48. La Chambre de première instance est régie par son Règlement de procédure et de preuve. En conséquence, pour être recevable devant elle, tout élément de preuve doit en respecter les dispositions. Le Tribunal a vocation à juger des infractions pénales les plus graves. Les normes les plus rigoureuses sont donc requises en matière de preuve. Le fait que la charge de la preuve incombe à l’Accusation est universellement accepté. La norme qu’elle est tenue de respecter est que la preuve soit établie au-delà de tout doute raisonnable.

49. La Chambre de première instance n’est pas liée par les règles internes régissant l’administration de la preuve - art. 89 A). Cependant quand l’intérêt de la justice le commande et que l’affaire entendue peut être mieux jugée en appliquant ces règles internes, la Chambre de première instance peut le faire.

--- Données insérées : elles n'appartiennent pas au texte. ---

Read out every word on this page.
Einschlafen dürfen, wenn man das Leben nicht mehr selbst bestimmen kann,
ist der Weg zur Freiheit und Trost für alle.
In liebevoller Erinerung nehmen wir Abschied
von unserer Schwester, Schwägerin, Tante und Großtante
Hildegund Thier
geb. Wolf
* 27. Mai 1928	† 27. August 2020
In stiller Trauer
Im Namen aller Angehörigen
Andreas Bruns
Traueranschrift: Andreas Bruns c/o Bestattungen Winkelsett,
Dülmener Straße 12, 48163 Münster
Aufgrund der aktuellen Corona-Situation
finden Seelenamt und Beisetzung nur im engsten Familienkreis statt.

Pour décider de la recevabilité des règles autrichiennes régissant les droits du suspect, il faut les confronter aux articles 42 et 95 du Règlement.

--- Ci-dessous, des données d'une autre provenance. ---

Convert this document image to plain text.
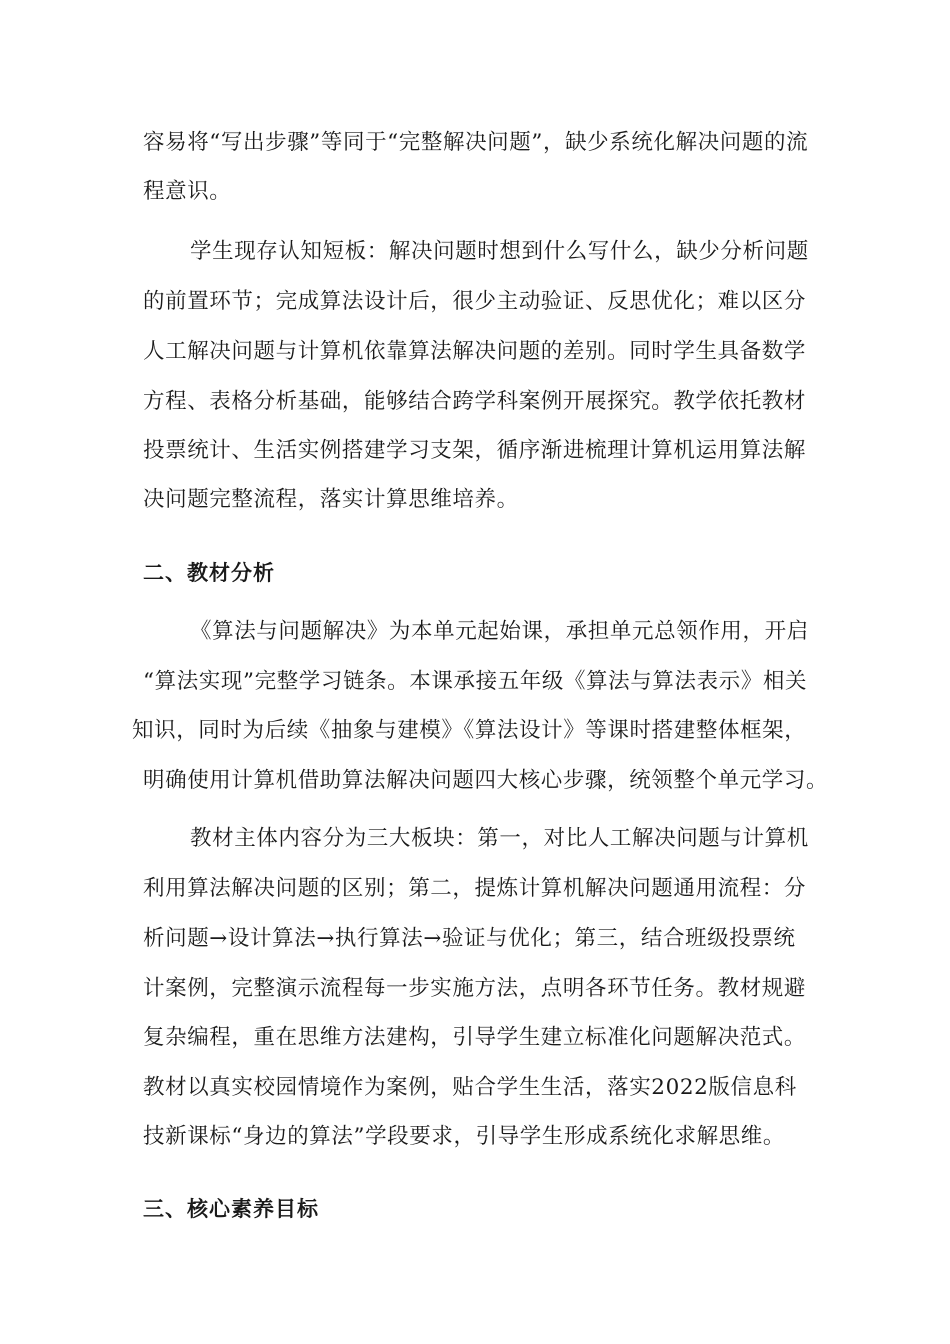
容易将“写出步骤”等同于“完整解决问题”，缺少系统化解决问题的流
程意识。
学生现存认知短板：解决问题时想到什么写什么，缺少分析问题
的前置环节；完成算法设计后，很少主动验证、反思优化；难以区分
人工解决问题与计算机依靠算法解决问题的差别。同时学生具备数学
方程、表格分析基础，能够结合跨学科案例开展探究。教学依托教材
投票统计、生活实例搭建学习支架，循序渐进梳理计算机运用算法解
决问题完整流程，落实计算思维培养。
二、教材分析
《算法与问题解决》为本单元起始课，承担单元总领作用，开启
“算法实现”完整学习链条。本课承接五年级《算法与算法表示》相关
知识，同时为后续《抽象与建模》《算法设计》等课时搭建整体框架，
明确使用计算机借助算法解决问题四大核心步骤，统领整个单元学习。
教材主体内容分为三大板块：第一，对比人工解决问题与计算机
利用算法解决问题的区别；第二，提炼计算机解决问题通用流程：分
析问题→设计算法→执行算法→验证与优化；第三，结合班级投票统
计案例，完整演示流程每一步实施方法，点明各环节任务。教材规避
复杂编程，重在思维方法建构，引导学生建立标准化问题解决范式。
教材以真实校园情境作为案例，贴合学生生活，落实2022版信息科
技新课标“身边的算法”学段要求，引导学生形成系统化求解思维。
三、核心素养目标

50. Les règles de procédure autrichiennes ne reconnaissent pas au suspect le droit à l’assistance d’un conseil durant l’interrogatoire. Les dispositions du paragraphe 4 l’excluent expressément. Elles disposent que "si vous souhaitez que votre conseiller juridique vienne vous voir dès que possible faites-le-savoir. Votre conseil ne peut être présent lors de votre interrogatoire pour infraction pénale. Cette disposition contredit explicitement celles de l’article 18 du Statut et de l’article 42 du Règlement de procédure et de preuve qui prévoient la présence du conseil avant l’interrogatoire. En effet, la Cour européenne des droits de l’homme (la "Cour") a décidé dans l’arrêt Imbrioscia c/ Suisse (1993) 17 EHRR 441 que l’article 6 3) c), qui équivaut à l’article 18 du Statut, s’applique à la procédure de mise en accusation. Dans cette affaire, durant la mise en accusation, la Commission européenne des droits de l’homme a conclu que

L’article 6 3) c) donne à l’accusé le droit de recevoir l’assistance et le soutien d’un avocat tout au long de la procédure. Les restrictions apportées à ce droit durant l’enquête peuvent influencer la position au fond de la Défense au procès et donc le résultat de l’action. (Voir Opinion de la Cour, paragraphe 60.)

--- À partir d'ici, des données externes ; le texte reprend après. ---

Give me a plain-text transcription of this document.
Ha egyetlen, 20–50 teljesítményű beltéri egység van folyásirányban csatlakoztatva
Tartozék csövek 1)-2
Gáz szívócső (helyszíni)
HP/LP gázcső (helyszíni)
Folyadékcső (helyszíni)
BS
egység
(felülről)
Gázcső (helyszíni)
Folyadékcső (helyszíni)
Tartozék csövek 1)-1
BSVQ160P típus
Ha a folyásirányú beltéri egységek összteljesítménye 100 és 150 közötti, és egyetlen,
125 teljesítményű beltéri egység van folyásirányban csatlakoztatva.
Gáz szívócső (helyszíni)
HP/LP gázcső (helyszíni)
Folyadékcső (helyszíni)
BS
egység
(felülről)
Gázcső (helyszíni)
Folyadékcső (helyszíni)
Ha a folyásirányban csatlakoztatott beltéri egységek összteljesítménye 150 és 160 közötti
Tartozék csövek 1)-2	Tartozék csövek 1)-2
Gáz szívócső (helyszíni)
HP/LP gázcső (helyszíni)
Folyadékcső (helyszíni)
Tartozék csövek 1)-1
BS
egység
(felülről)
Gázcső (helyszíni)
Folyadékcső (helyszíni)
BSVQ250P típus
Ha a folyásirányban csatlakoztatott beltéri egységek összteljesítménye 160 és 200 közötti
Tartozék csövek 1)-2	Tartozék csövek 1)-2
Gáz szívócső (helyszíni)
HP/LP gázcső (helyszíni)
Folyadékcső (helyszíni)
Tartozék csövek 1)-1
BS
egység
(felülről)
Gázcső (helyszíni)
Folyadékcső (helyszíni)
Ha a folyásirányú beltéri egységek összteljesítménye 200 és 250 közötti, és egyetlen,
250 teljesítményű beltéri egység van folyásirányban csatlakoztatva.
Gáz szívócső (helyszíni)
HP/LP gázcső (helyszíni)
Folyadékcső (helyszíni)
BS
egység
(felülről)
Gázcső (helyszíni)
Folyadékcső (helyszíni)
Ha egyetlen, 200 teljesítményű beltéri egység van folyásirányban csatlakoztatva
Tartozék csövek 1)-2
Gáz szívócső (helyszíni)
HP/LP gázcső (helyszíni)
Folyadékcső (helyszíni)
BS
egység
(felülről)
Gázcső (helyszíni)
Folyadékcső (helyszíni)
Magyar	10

51. A la majorité, la Cour a cité et s’est fondée sur l’arrêt Artico c/ Italie (1980) 3 EHRR 1. Elle a déclaré qu’"en l’absence de toute disposition explicite, on ne peut affirmer que les droits accordés par l’article 6 3) c) de la Convention européenne ne sont pas sujets à restriction" (voir l’opinion de la Cour, paragraphe 61). Ce qui importe est que, durant toute la procédure, la personne accusée soit effectivement assistée d’un conseil comme le prévoit l’article 6 3) c) de la Convention. Toutefois, dans Campbell et Fell c/ Royaume-Uni (1984) 7 EHRR 163, la Commission a jugé que le manquement du Prison Board of Visitors du Royaume-Uni à accorder des conseils juridiques et une assistance à l’accusé/demandeur, M. Campbell, avant le procès ou une représentation juridique durant la procédure du Board à l’audience devant la Cour, enfreignaient les conditions de l’article 6 3) c). Même en concédant que la disposition autrichienne restreignant le droit à l’assistance d’un conseil reste dans le champ de cette interprétation de l’article 6 3) c) de la Convention, il ne fait pas de doute qu’il contredit le droit absolu à l’assistance d’un conseil prévu aux articles 18 3) du Statut et 42 A) i) du Règlement.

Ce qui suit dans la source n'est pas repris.